A crítica desse mártir sobre o cristianismo nos Estados Unidos está correta em sua essência e se aplica por inteiro a nós hoje, em nosso país. Em resumo, para grande parte dos evangélicos brasileiros, o cristianismo é basicamente sobre o que se faz para Deus. Como Martinho Lutero afirmou:

“Por isso, alguém não é chamado de cristão por fazer muito; mas por tomar, buscar, deixar-se presentear por Cristo. Quando alguém não toma mais de Cristo, não é cristão. O nome ‘cristão’ fica no tomar e receber, não no fazer, porque não recebe nada de ninguém, exceto de Cristo. Se ele olha para o que faz, então já perdeu o nome cristão. É verdade que devemos fazer boas obras, ajudar o próximo, aconselhar e dar; mas por isso ninguém se torna um cristão. Assim, se quisermos reconhecer se alguém é um cristão, conforme a palavra de Deus, temos de perguntar como ele está em relação a Cristo, se ele se apega somente à graça de Cristo... Por minhas obras, o jejuar, penso que posso ser chamado de jejuador; por minhas peregrinações, um peregrino, mas não de cristão.”
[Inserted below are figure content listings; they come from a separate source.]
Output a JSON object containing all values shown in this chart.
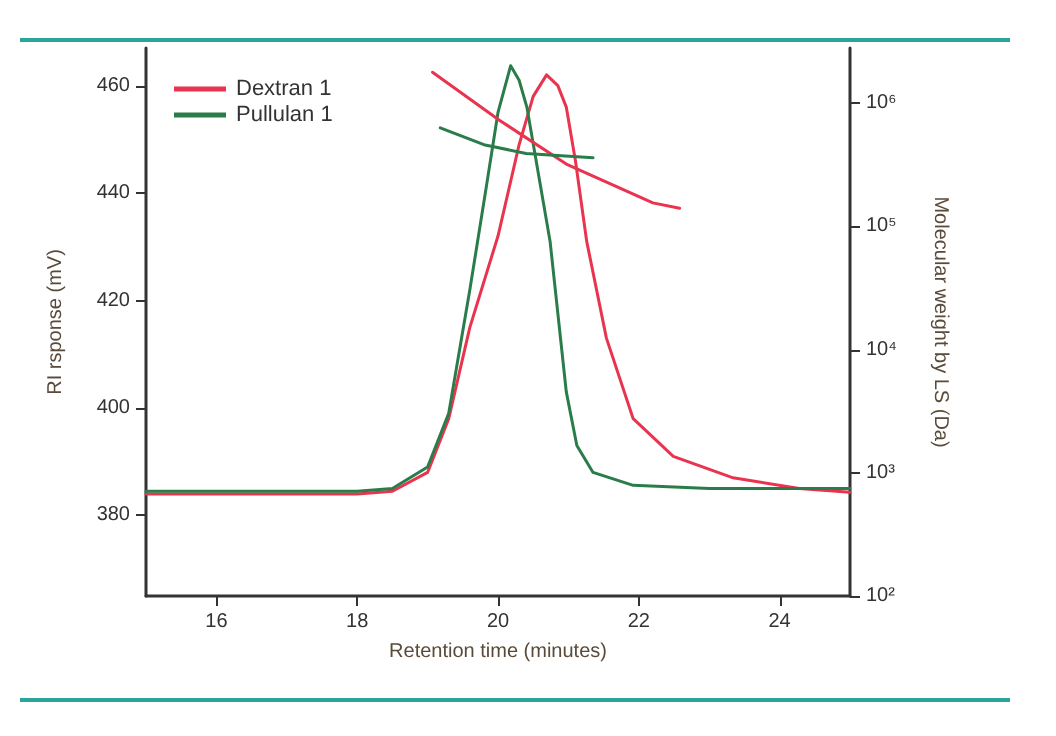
{
  "chart_data": {
    "type": "line",
    "xlabel": "Retention time (minutes)",
    "ylabel": "RI rsponse (mV)",
    "y2label": "Molecular weight by LS (Da)",
    "xlim": [
      15,
      25
    ],
    "xticks": [
      16,
      18,
      20,
      22,
      24
    ],
    "ylim": [
      365,
      467
    ],
    "yticks": [
      380,
      400,
      420,
      440,
      460
    ],
    "y2lim": [
      100,
      2800000
    ],
    "y2ticks": [
      {
        "value": 100,
        "label": "10²"
      },
      {
        "value": 1000,
        "label": "10³"
      },
      {
        "value": 10000,
        "label": "10⁴"
      },
      {
        "value": 100000,
        "label": "10⁵"
      },
      {
        "value": 1000000,
        "label": "10⁶"
      }
    ],
    "log": "y2",
    "grid": false,
    "legend": "top left",
    "marker": "none",
    "line_style": "solid",
    "series": [
      {
        "name": "Dextran 1",
        "color": "#e8344e",
        "x": [
          15,
          16,
          17,
          18,
          18.5,
          19,
          19.3,
          19.6,
          20,
          20.3,
          20.5,
          20.69,
          20.85,
          20.97,
          21.1,
          21.26,
          21.54,
          21.92,
          22.49,
          23.34,
          24.28,
          25
        ],
        "values": [
          384,
          384,
          384,
          384,
          384.5,
          388,
          398,
          415,
          432,
          449,
          458,
          462,
          460,
          456,
          446,
          431,
          413,
          398,
          391,
          387,
          385,
          384.3
        ]
      },
      {
        "name": "Pullulan 1",
        "color": "#2a7d4a",
        "x": [
          15,
          16,
          17,
          18,
          18.5,
          19,
          19.3,
          19.6,
          19.82,
          20,
          20.18,
          20.3,
          20.41,
          20.74,
          20.97,
          21.12,
          21.35,
          21.92,
          23,
          24,
          25
        ],
        "values": [
          384.5,
          384.5,
          384.5,
          384.5,
          385,
          389,
          399,
          422,
          440,
          455,
          463.7,
          461,
          456,
          431,
          403,
          393,
          388,
          385.6,
          385,
          385,
          385
        ]
      },
      {
        "color": "#e8344e",
        "axis": "y2",
        "x": [
          19.07,
          20.03,
          20.97,
          22.2,
          22.58
        ],
        "values": [
          1780000,
          720000,
          320000,
          155000,
          140000
        ]
      },
      {
        "color": "#2a7d4a",
        "axis": "y2",
        "x": [
          19.18,
          19.8,
          20.4,
          21.35
        ],
        "values": [
          630000,
          460000,
          390000,
          360000
        ]
      }
    ]
  }
}
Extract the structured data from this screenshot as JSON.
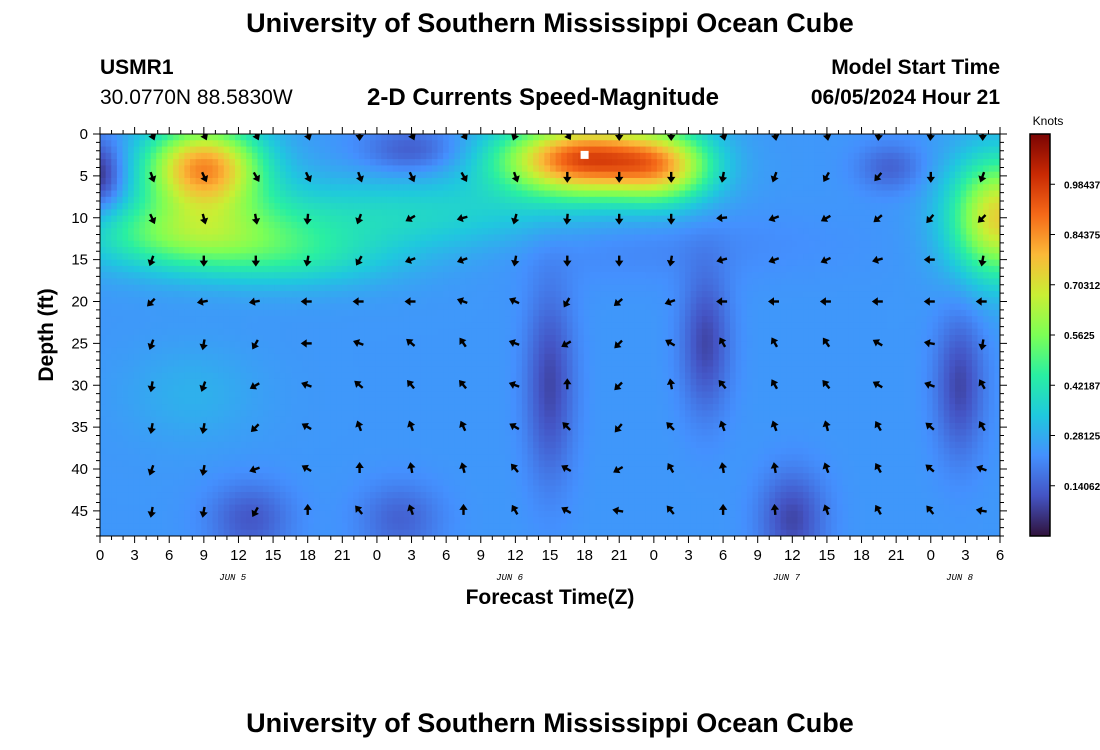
{
  "page": {
    "title_top": "University of Southern Mississippi Ocean Cube",
    "title_bottom": "University of Southern Mississippi Ocean Cube",
    "station_id": "USMR1",
    "station_coords": "30.0770N  88.5830W",
    "plot_title": "2-D Currents Speed-Magnitude",
    "model_label": "Model Start Time",
    "model_time": "06/05/2024 Hour 21"
  },
  "colors": {
    "scale": [
      "#30123b",
      "#4454c4",
      "#4490fe",
      "#1fc8de",
      "#29efa2",
      "#7cff55",
      "#c9ef34",
      "#fbb938",
      "#f56918",
      "#c92903",
      "#7a0403"
    ],
    "marker": "#ffffff",
    "arrow": "#000000"
  },
  "chart_data": {
    "type": "heatmap",
    "xlabel": "Forecast Time(Z)",
    "ylabel": "Depth (ft)",
    "x_ticks": [
      "0",
      "3",
      "6",
      "9",
      "12",
      "15",
      "18",
      "21",
      "0",
      "3",
      "6",
      "9",
      "12",
      "15",
      "18",
      "21",
      "0",
      "3",
      "6",
      "9",
      "12",
      "15",
      "18",
      "21",
      "0",
      "3",
      "6"
    ],
    "x_range": [
      0,
      78
    ],
    "day_labels": [
      {
        "text": "JUN 5",
        "x": 11.5
      },
      {
        "text": "JUN 6",
        "x": 35.5
      },
      {
        "text": "JUN 7",
        "x": 59.5
      },
      {
        "text": "JUN 8",
        "x": 74.5
      }
    ],
    "y_ticks": [
      0,
      5,
      10,
      15,
      20,
      25,
      30,
      35,
      40,
      45
    ],
    "y_range": [
      0,
      48
    ],
    "y_inverted": true,
    "colorbar": {
      "title": "Knots",
      "range": [
        0,
        1.125
      ],
      "tick_labels": [
        "0.984375",
        "0.84375",
        "0.703125",
        "0.5625",
        "0.421875",
        "0.28125",
        "0.140625"
      ],
      "tick_values": [
        0.984375,
        0.84375,
        0.703125,
        0.5625,
        0.421875,
        0.28125,
        0.140625
      ]
    },
    "arrow_times": [
      4.5,
      9,
      13.5,
      18,
      22.5,
      27,
      31.5,
      36,
      40.5,
      45,
      49.5,
      54,
      58.5,
      63,
      67.5,
      72,
      76.5
    ],
    "arrow_depths": [
      0,
      5,
      10,
      15,
      20,
      25,
      30,
      35,
      40,
      45
    ],
    "start_marker": {
      "x": 42,
      "y": 2.5
    },
    "speed_features": [
      {
        "x": 9,
        "y": 4,
        "sx": 3.5,
        "sy": 3.5,
        "v": 0.6
      },
      {
        "x": 42,
        "y": 3,
        "sx": 5,
        "sy": 3,
        "v": 0.7
      },
      {
        "x": 49,
        "y": 4,
        "sx": 3,
        "sy": 3,
        "v": 0.35
      },
      {
        "x": 43,
        "y": 13,
        "sx": 12,
        "sy": 3,
        "v": -0.05
      },
      {
        "x": 8,
        "y": 12,
        "sx": 6,
        "sy": 3,
        "v": 0.3
      },
      {
        "x": 26,
        "y": 10,
        "sx": 12,
        "sy": 3.5,
        "v": 0.15
      },
      {
        "x": 17,
        "y": 15,
        "sx": 6,
        "sy": 2.5,
        "v": 0.12
      },
      {
        "x": 78,
        "y": 10,
        "sx": 3,
        "sy": 5,
        "v": 0.5
      },
      {
        "x": 0,
        "y": 5,
        "sx": 1.5,
        "sy": 3,
        "v": -0.2
      },
      {
        "x": 27,
        "y": 2,
        "sx": 3,
        "sy": 2,
        "v": -0.12
      },
      {
        "x": 68.5,
        "y": 4,
        "sx": 2,
        "sy": 2,
        "v": -0.1
      },
      {
        "x": 39,
        "y": 30,
        "sx": 1.5,
        "sy": 8,
        "v": -0.15
      },
      {
        "x": 52.5,
        "y": 25,
        "sx": 1.5,
        "sy": 6,
        "v": -0.15
      },
      {
        "x": 74.5,
        "y": 30,
        "sx": 1.5,
        "sy": 6,
        "v": -0.15
      },
      {
        "x": 60,
        "y": 46,
        "sx": 2,
        "sy": 4,
        "v": -0.15
      },
      {
        "x": 13,
        "y": 46,
        "sx": 2.5,
        "sy": 3,
        "v": -0.12
      },
      {
        "x": 26,
        "y": 46,
        "sx": 2.5,
        "sy": 3,
        "v": -0.1
      },
      {
        "x": 8,
        "y": 31,
        "sx": 4,
        "sy": 4,
        "v": 0.05
      }
    ],
    "arrow_angles": [
      [
        -22,
        -25,
        -25,
        -18,
        0,
        -25,
        -30,
        20,
        -30,
        0,
        0,
        -15,
        -10,
        -10,
        5,
        5,
        0
      ],
      [
        -20,
        -25,
        -30,
        -25,
        -20,
        -25,
        -30,
        -20,
        0,
        0,
        0,
        10,
        20,
        30,
        40,
        0,
        20
      ],
      [
        -25,
        -15,
        -10,
        5,
        20,
        60,
        75,
        15,
        5,
        0,
        0,
        85,
        70,
        60,
        50,
        40,
        45
      ],
      [
        20,
        0,
        0,
        10,
        30,
        70,
        70,
        10,
        0,
        0,
        10,
        75,
        70,
        65,
        75,
        90,
        10
      ],
      [
        45,
        80,
        80,
        90,
        90,
        90,
        110,
        115,
        30,
        50,
        70,
        90,
        90,
        90,
        90,
        90,
        90
      ],
      [
        20,
        10,
        30,
        90,
        110,
        130,
        145,
        110,
        60,
        45,
        120,
        150,
        150,
        145,
        120,
        100,
        10
      ],
      [
        10,
        20,
        60,
        110,
        130,
        140,
        140,
        110,
        180,
        45,
        170,
        140,
        150,
        140,
        120,
        110,
        150
      ],
      [
        10,
        10,
        45,
        120,
        160,
        160,
        155,
        120,
        135,
        40,
        135,
        160,
        160,
        165,
        150,
        130,
        150
      ],
      [
        20,
        10,
        70,
        120,
        180,
        170,
        165,
        140,
        120,
        60,
        150,
        170,
        170,
        160,
        150,
        130,
        110
      ],
      [
        10,
        10,
        30,
        180,
        140,
        160,
        180,
        150,
        120,
        100,
        140,
        180,
        175,
        160,
        150,
        140,
        100
      ]
    ]
  }
}
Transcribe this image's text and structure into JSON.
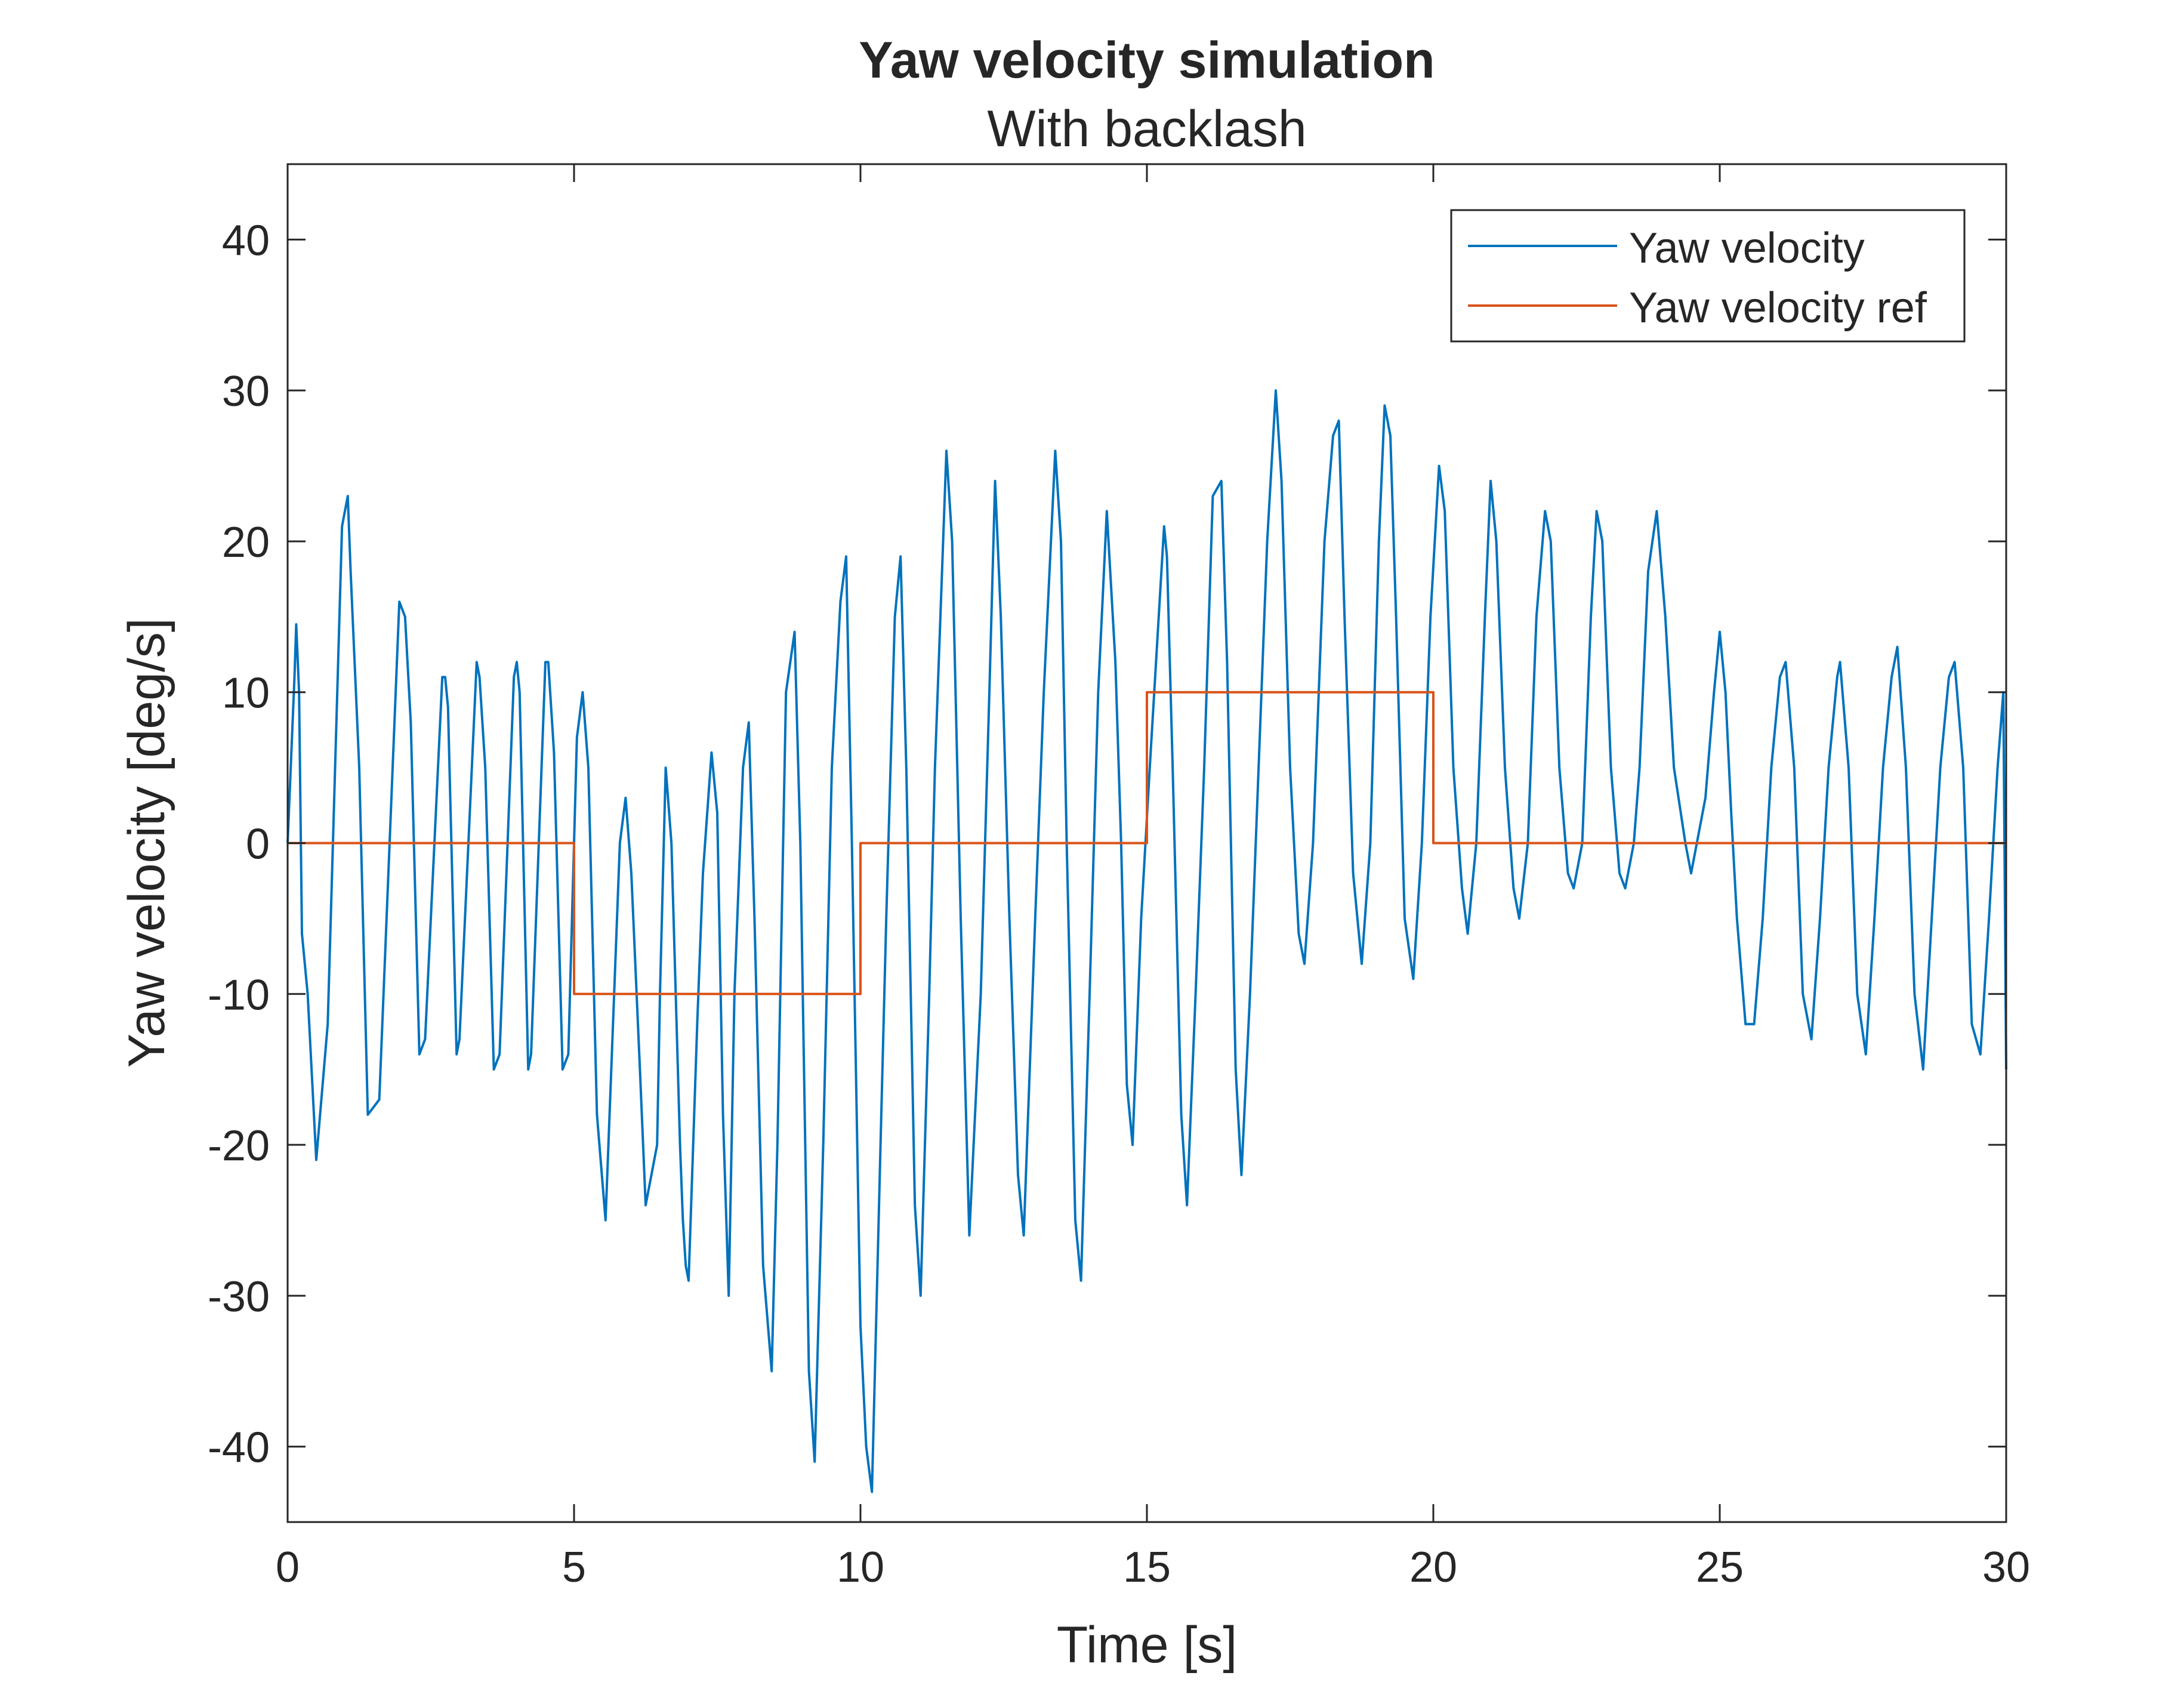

E é justamente nesse ponto que rompemos com a fé bíblica redescoberta na Reforma. Pois ela enfatiza e ensina somente o que Deus faz por nós por meio do Cristo crucificado, ao dar prioridade à graça livre e soberana que age em meio ao nosso pecado, vício e escravidão existencial, nos redime e faz de nós novas criaturas. Como o hino de Augustus Toplady, Rocha eterna, tão belamente testemunha:

Rocha eterna, meu Jesus
Que, por mim, na amarga cruz
Foste morto eu meu lugar
Morto para me salvar
Em Ti quero me esconder
Só Tu podes me valer

Minhas obras, eu bem sei
Nada valem ante a lei
Se eu chorasse sem cessar
Trabalhasse sem cansar
Tudo inútil, tudo em vão!
Só em Ti há salvação

Nada trago a Ti, Senhor!
Espero só em Teu amor!
Todo indigno e imundo sou
Eis, sem Ti, perdido estou!
No Teu sangue, ó Salvador
Lava um pobre pecador

Quando a morte me chamar
E ante Ti me apresentar
Rocha eterna, meu Jesus
Que por mim, na amarga cruz
Foste morto em meu lugar
Quero em Ti só me abrigar

A mensagem do evangelho não é um recurso para melhorar nossa autoestima ou para nos ajudar a ascender socialmente, ou fazer a igreja crescer em cinco passos ou qualquer outra coisa deste gênero; é sobre ouvir e crer na mensagem revelada na Escritura sobre a graça de Deus em Cristo crucificado; é sobre nossa morte e ressurreição, nossa morte e ressurreição diária, enquanto aguardamos o triunfo do Rei e Salvador, o estabelecimento do novo céu e nova terra, e a vinda da Cidade Santa, a nova Jerusalém, que descerá do alto, “da parte de Deus” (Ap 21,2).